Part of the reason for this dichotomy can be found in the story of how Aloha was made. In a recent PopMatters interview, Son Little recounted how a computer drive on which he’d been creating demos suddenly died on him, and essentially stayed dead, leading Livingston to write a new set of songs in a short space of time. Eight days, to be exact.
While we’ll never know what the original album that Little had planned would have sounded like, we do have Aloha, a thoughtful collection of songs that feels anything but rushed. While Little had previously self-produced his albums, he collaborated with French producer Renaud Letang on Aloha, resulting in an album that trades studio polish for a rough and ready sound that suits the album’s empathetic lyrics.
“Hey Rose” gets the album off on a relatively upbeat note, but the second song, “About Her. Again.” finds Little dissecting a tangled relationship in a classic Stax ballad style: “She said this ain’t workin’ / All my work was for nothin’ / So I’m sitting here, smoking / With my head in my hands.” Another ballad, “Suffer”, feels like the emotional centerpiece of the album, with Little again pondering the mysteries of a relationship and the inevitable pain that accompanies it. Despite the pain, “we don’t have to suffer / You and I / We don’t have to wade in the trenches every night.”

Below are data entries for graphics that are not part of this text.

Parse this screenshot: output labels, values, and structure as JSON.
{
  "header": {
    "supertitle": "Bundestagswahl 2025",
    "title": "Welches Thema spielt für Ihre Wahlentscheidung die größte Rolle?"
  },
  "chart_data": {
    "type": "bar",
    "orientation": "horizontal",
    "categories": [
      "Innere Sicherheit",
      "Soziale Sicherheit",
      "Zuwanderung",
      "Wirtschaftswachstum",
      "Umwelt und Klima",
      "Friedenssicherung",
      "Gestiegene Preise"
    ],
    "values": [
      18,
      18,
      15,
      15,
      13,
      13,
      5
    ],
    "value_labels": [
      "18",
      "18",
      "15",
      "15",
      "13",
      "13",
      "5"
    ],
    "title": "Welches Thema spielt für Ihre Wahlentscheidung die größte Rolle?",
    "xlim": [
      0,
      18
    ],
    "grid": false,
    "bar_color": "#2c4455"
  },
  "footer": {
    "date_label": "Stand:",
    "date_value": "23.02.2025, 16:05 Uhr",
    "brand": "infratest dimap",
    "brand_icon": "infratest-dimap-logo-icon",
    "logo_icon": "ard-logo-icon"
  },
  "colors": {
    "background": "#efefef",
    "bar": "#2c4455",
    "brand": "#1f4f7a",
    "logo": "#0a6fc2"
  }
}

Little does offer one other upbeat pop track, “3rd Eye Weeping”, which, despite the bouncy music, finds the singer having a bad week. “Wanna grab a baseball bat / Smash up everything I see”, although he then decides, “I better get right and breathe.” Little expresses that determination to confront the trouble of life — whether these troubles are romantic, technological, or more existential in nature — most explicitly in the spooky and gospel-tinged “Neve Give Up” near the end of the album.

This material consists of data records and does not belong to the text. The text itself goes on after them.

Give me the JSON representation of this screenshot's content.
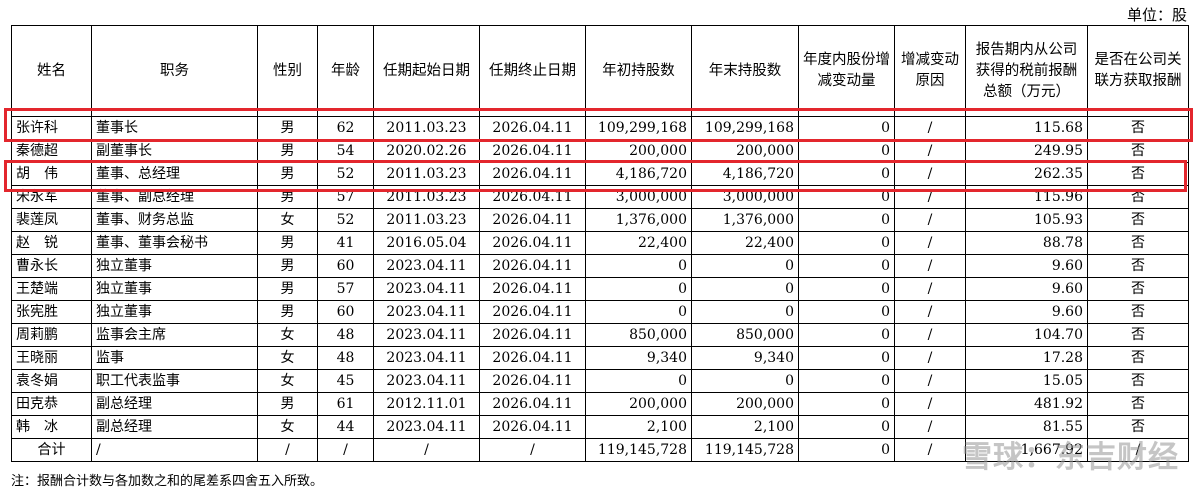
{
  "unit_label": "单位：股",
  "headers": [
    "姓名",
    "职务",
    "性别",
    "年龄",
    "任期起始日期",
    "任期终止日期",
    "年初持股数",
    "年末持股数",
    "年度内股份增减变动量",
    "增减变动原因",
    "报告期内从公司获得的税前报酬总额（万元）",
    "是否在公司关联方获取报酬"
  ],
  "rows": [
    [
      "张许科",
      "董事长",
      "男",
      "62",
      "2011.03.23",
      "2026.04.11",
      "109,299,168",
      "109,299,168",
      "0",
      "/",
      "115.68",
      "否"
    ],
    [
      "秦德超",
      "副董事长",
      "男",
      "54",
      "2020.02.26",
      "2026.04.11",
      "200,000",
      "200,000",
      "0",
      "/",
      "249.95",
      "否"
    ],
    [
      "胡　伟",
      "董事、总经理",
      "男",
      "52",
      "2011.03.23",
      "2026.04.11",
      "4,186,720",
      "4,186,720",
      "0",
      "/",
      "262.35",
      "否"
    ],
    [
      "宋永军",
      "董事、副总经理",
      "男",
      "57",
      "2011.03.23",
      "2026.04.11",
      "3,000,000",
      "3,000,000",
      "0",
      "/",
      "115.96",
      "否"
    ],
    [
      "裴莲凤",
      "董事、财务总监",
      "女",
      "52",
      "2011.03.23",
      "2026.04.11",
      "1,376,000",
      "1,376,000",
      "0",
      "/",
      "105.93",
      "否"
    ],
    [
      "赵　锐",
      "董事、董事会秘书",
      "男",
      "41",
      "2016.05.04",
      "2026.04.11",
      "22,400",
      "22,400",
      "0",
      "/",
      "88.78",
      "否"
    ],
    [
      "曹永长",
      "独立董事",
      "男",
      "60",
      "2023.04.11",
      "2026.04.11",
      "0",
      "0",
      "0",
      "/",
      "9.60",
      "否"
    ],
    [
      "王楚端",
      "独立董事",
      "男",
      "57",
      "2023.04.11",
      "2026.04.11",
      "0",
      "0",
      "0",
      "/",
      "9.60",
      "否"
    ],
    [
      "张宪胜",
      "独立董事",
      "男",
      "60",
      "2023.04.11",
      "2026.04.11",
      "0",
      "0",
      "0",
      "/",
      "9.60",
      "否"
    ],
    [
      "周莉鹏",
      "监事会主席",
      "女",
      "48",
      "2023.04.11",
      "2026.04.11",
      "850,000",
      "850,000",
      "0",
      "/",
      "104.70",
      "否"
    ],
    [
      "王晓丽",
      "监事",
      "女",
      "48",
      "2023.04.11",
      "2026.04.11",
      "9,340",
      "9,340",
      "0",
      "/",
      "17.28",
      "否"
    ],
    [
      "袁冬娟",
      "职工代表监事",
      "女",
      "45",
      "2023.04.11",
      "2026.04.11",
      "0",
      "0",
      "0",
      "/",
      "15.05",
      "否"
    ],
    [
      "田克恭",
      "副总经理",
      "男",
      "61",
      "2012.11.01",
      "2026.04.11",
      "200,000",
      "200,000",
      "0",
      "/",
      "481.92",
      "否"
    ],
    [
      "韩　冰",
      "副总经理",
      "女",
      "44",
      "2023.04.11",
      "2026.04.11",
      "2,100",
      "2,100",
      "0",
      "/",
      "81.55",
      "否"
    ]
  ],
  "total_row": [
    "合计",
    "/",
    "/",
    "/",
    "/",
    "/",
    "119,145,728",
    "119,145,728",
    "0",
    "/",
    "1,667.92",
    "/"
  ],
  "note": "注：报酬合计数与各加数之和的尾差系四舍五入所致。",
  "watermark": "雪球：东吉财经",
  "highlight_color": "#e3262d"
}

Son Little closes Aloha with the peaceful, but lyrically-ambivalent “After All (I Must Be Wrong)”. “I think I love you, but I must be gone / I mean I love you, but I must be wrong,” Little sings as the album gently fades away. The music is comforting, the lyrics just a bit disquieting. At the end of Aloha, ecstasy and despair continue to co-exist, much as they do in real life.